Swimming against the tide of knock-offs and disposable fashion, Melbourne-based design collective WORTHIS is quickly making a name for doing things differently. Borrowing heavily from the Slow Food Movement, you could call their approach slow fashion.
By working closely with artisans and embracing traditional crafts, WORTHIS are creating yearn-worthy accessories that effortlessly straddle old and new.
“We looked at slowing things down and celebrating the uniqueness of [folk craft methods] that have been passed down through generations, and going back to something that feels more human and familiar,” explains Sari De-Mallory, one of the creators behind the label.
While WORTHIS is a relative newcomer, you’ve probably already seen their unique duffle bags being toted around town.

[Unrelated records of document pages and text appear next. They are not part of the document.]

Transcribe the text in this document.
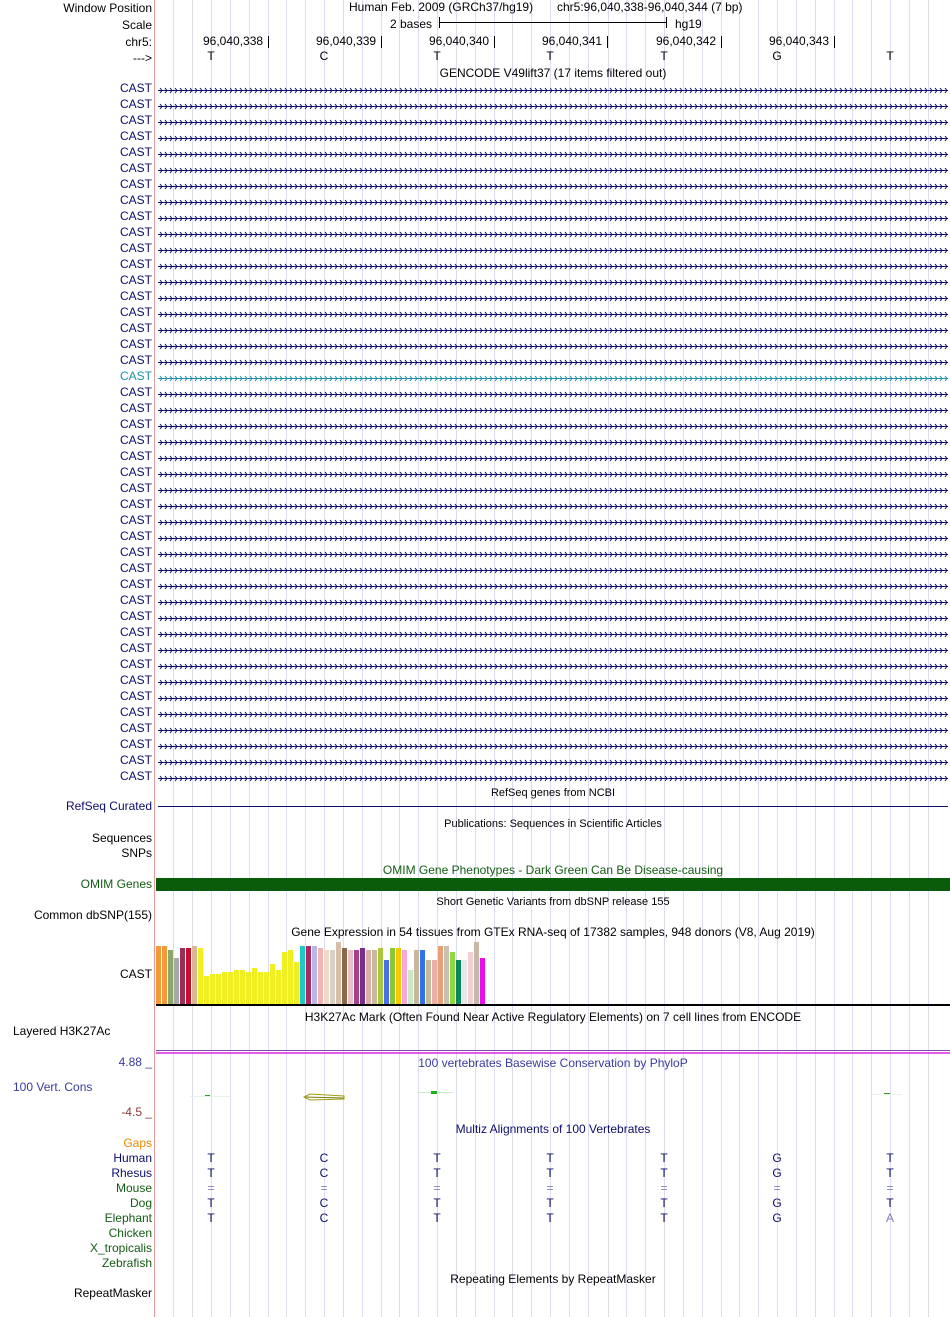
Window Position	Human Feb. 2009 (GRCh37/hg19) chr5:96,040,338-96,040,344 (7 bp)
Scale	2 bases	hg19
chr5:	96,040,338	96,040,339	96,040,340	96,040,341	96,040,342	96,040,343
--->	T	C	T	T	T	G	T
GENCODE V49lift37 (17 items filtered out)
CAST
CAST
CAST
CAST
CAST
CAST
CAST
CAST
CAST
CAST
CAST
CAST
CAST
CAST
CAST
CAST
CAST
CAST
CAST
CAST
CAST
CAST
CAST
CAST
CAST
CAST
CAST
CAST
CAST
CAST
CAST
CAST
CAST
CAST
CAST
CAST
CAST
CAST
CAST
CAST
CAST
CAST
CAST
CAST
RefSeq genes from NCBI
RefSeq Curated
Publications: Sequences in Scientific Articles
Sequences
SNPs
OMIM Gene Phenotypes - Dark Green Can Be Disease-causing
OMIM Genes
Short Genetic Variants from dbSNP release 155
Common dbSNP(155)
Gene Expression in 54 tissues from GTEx RNA-seq of 17382 samples, 948 donors (V8, Aug 2019)
CAST
H3K27Ac Mark (Often Found Near Active Regulatory Elements) on 7 cell lines from ENCODE
Layered H3K27Ac
100 vertebrates Basewise Conservation by PhyloP
4.88 _
100 Vert. Cons
-4.5 _
Multiz Alignments of 100 Vertebrates
Gaps
Human	T	C	T	T	T	G	T
Rhesus	T	C	T	T	T	G	T
Mouse	=	=	=	=	=	=	=
Dog	T	C	T	T	T	G	T
Elephant	T	C	T	T	T	G	A
Chicken
X_tropicalis
Zebrafish
Repeating Elements by RepeatMasker
RepeatMasker
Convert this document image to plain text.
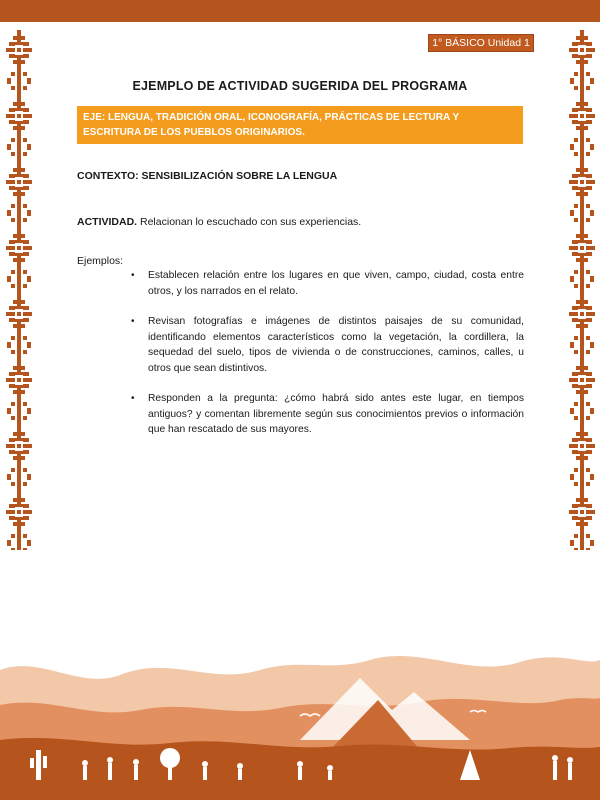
1° BÁSICO Unidad 1
EJEMPLO DE ACTIVIDAD SUGERIDA DEL PROGRAMA
EJE: LENGUA, TRADICIÓN ORAL, ICONOGRAFÍA, PRÁCTICAS DE LECTURA Y ESCRITURA DE LOS PUEBLOS ORIGINARIOS.
CONTEXTO: SENSIBILIZACIÓN SOBRE LA LENGUA
ACTIVIDAD. Relacionan lo escuchado con sus experiencias.
Ejemplos:
• Establecen relación entre los lugares en que viven, campo, ciudad, costa entre otros, y los narrados en el relato.
• Revisan fotografías e imágenes de distintos paisajes de su comunidad, identificando elementos característicos como la vegetación, la cordillera, la sequedad del suelo, tipos de vivienda o de construcciones, caminos, calles, u otros que sean distintivos.
• Responden a la pregunta: ¿cómo habrá sido antes este lugar, en tiempos antiguos? y comentan libremente según sus conocimientos previos o información que han rescatado de sus mayores.
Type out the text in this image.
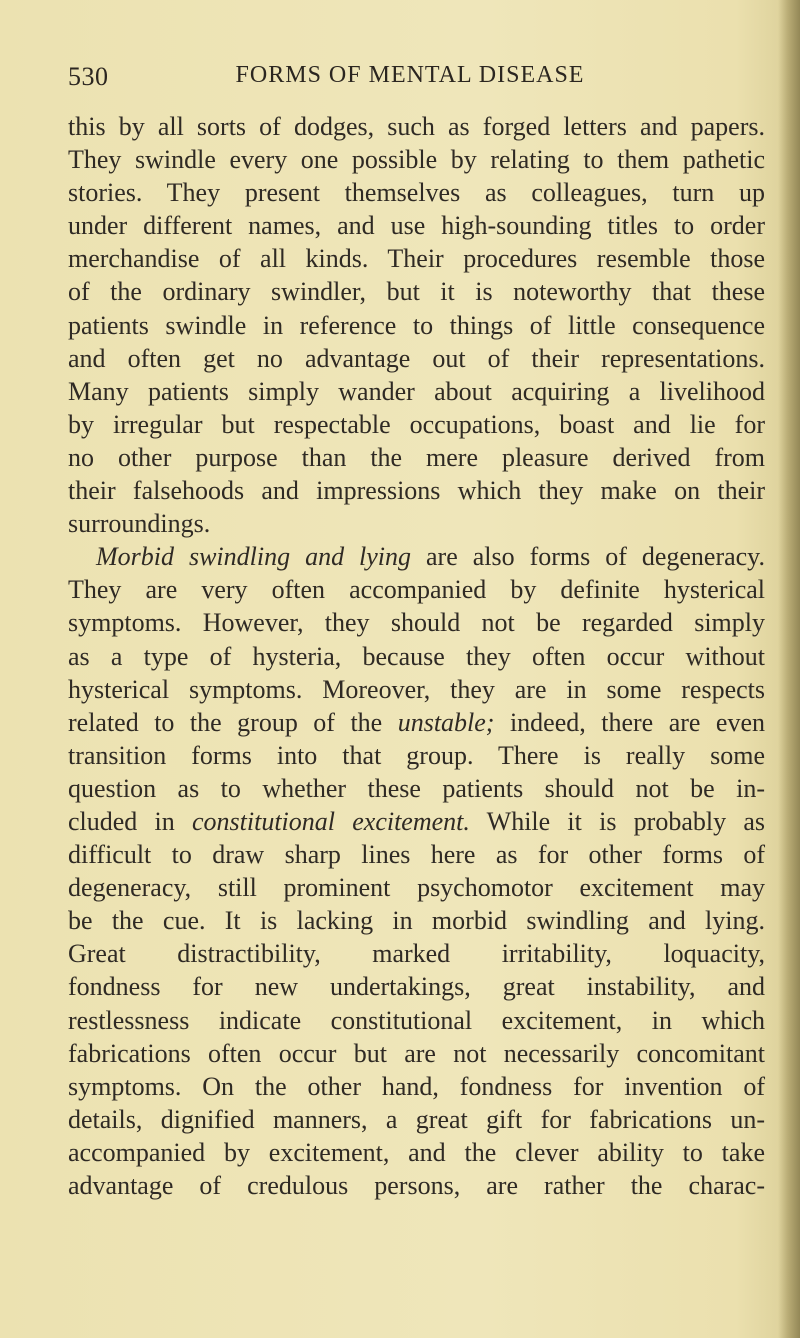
530	FORMS OF MENTAL DISEASE
this by all sorts of dodges, such as forged letters and papers.
They swindle every one possible by relating to them pathetic
stories. They present themselves as colleagues, turn up
under different names, and use high-sounding titles to order
merchandise of all kinds. Their procedures resemble those
of the ordinary swindler, but it is noteworthy that these
patients swindle in reference to things of little consequence
and often get no advantage out of their representations.
Many patients simply wander about acquiring a livelihood
by irregular but respectable occupations, boast and lie for
no other purpose than the mere pleasure derived from
their falsehoods and impressions which they make on their
surroundings.
Morbid swindling and lying are also forms of degeneracy.
They are very often accompanied by definite hysterical
symptoms. However, they should not be regarded simply
as a type of hysteria, because they often occur without
hysterical symptoms. Moreover, they are in some respects
related to the group of the unstable; indeed, there are even
transition forms into that group. There is really some
question as to whether these patients should not be in-
cluded in constitutional excitement. While it is probably as
difficult to draw sharp lines here as for other forms of
degeneracy, still prominent psychomotor excitement may
be the cue. It is lacking in morbid swindling and lying.
Great distractibility, marked irritability, loquacity,
fondness for new undertakings, great instability, and
restlessness indicate constitutional excitement, in which
fabrications often occur but are not necessarily concomitant
symptoms. On the other hand, fondness for invention of
details, dignified manners, a great gift for fabrications un-
accompanied by excitement, and the clever ability to take
advantage of credulous persons, are rather the charac-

Handcrafted in Melbourne out of traditional Indian ikat fabric, which is hand-dyed and hand-woven in a process that takes six–12 months, each piece is truly a labour of love.
Within “such a high-tech reality, these traditional methods can be overlooked and under appreciated,” says De-Mallory. In placing a strong emphasis on the human hand in these processes WORTHIS hopes to generate “an interesting dialogue about how we produce and the relationship we have to what we produce”.
Just in time for spring, WORTHIS are launching two new shoe styles. From carefully cutting the calfskin to hand-stitching with waxed linen thread, each pair is made individually and goes through no less than 160 separate steps. And with a series of totes and day bags in the pipeline, you can be sure WORTHIS is one label worth watching out for.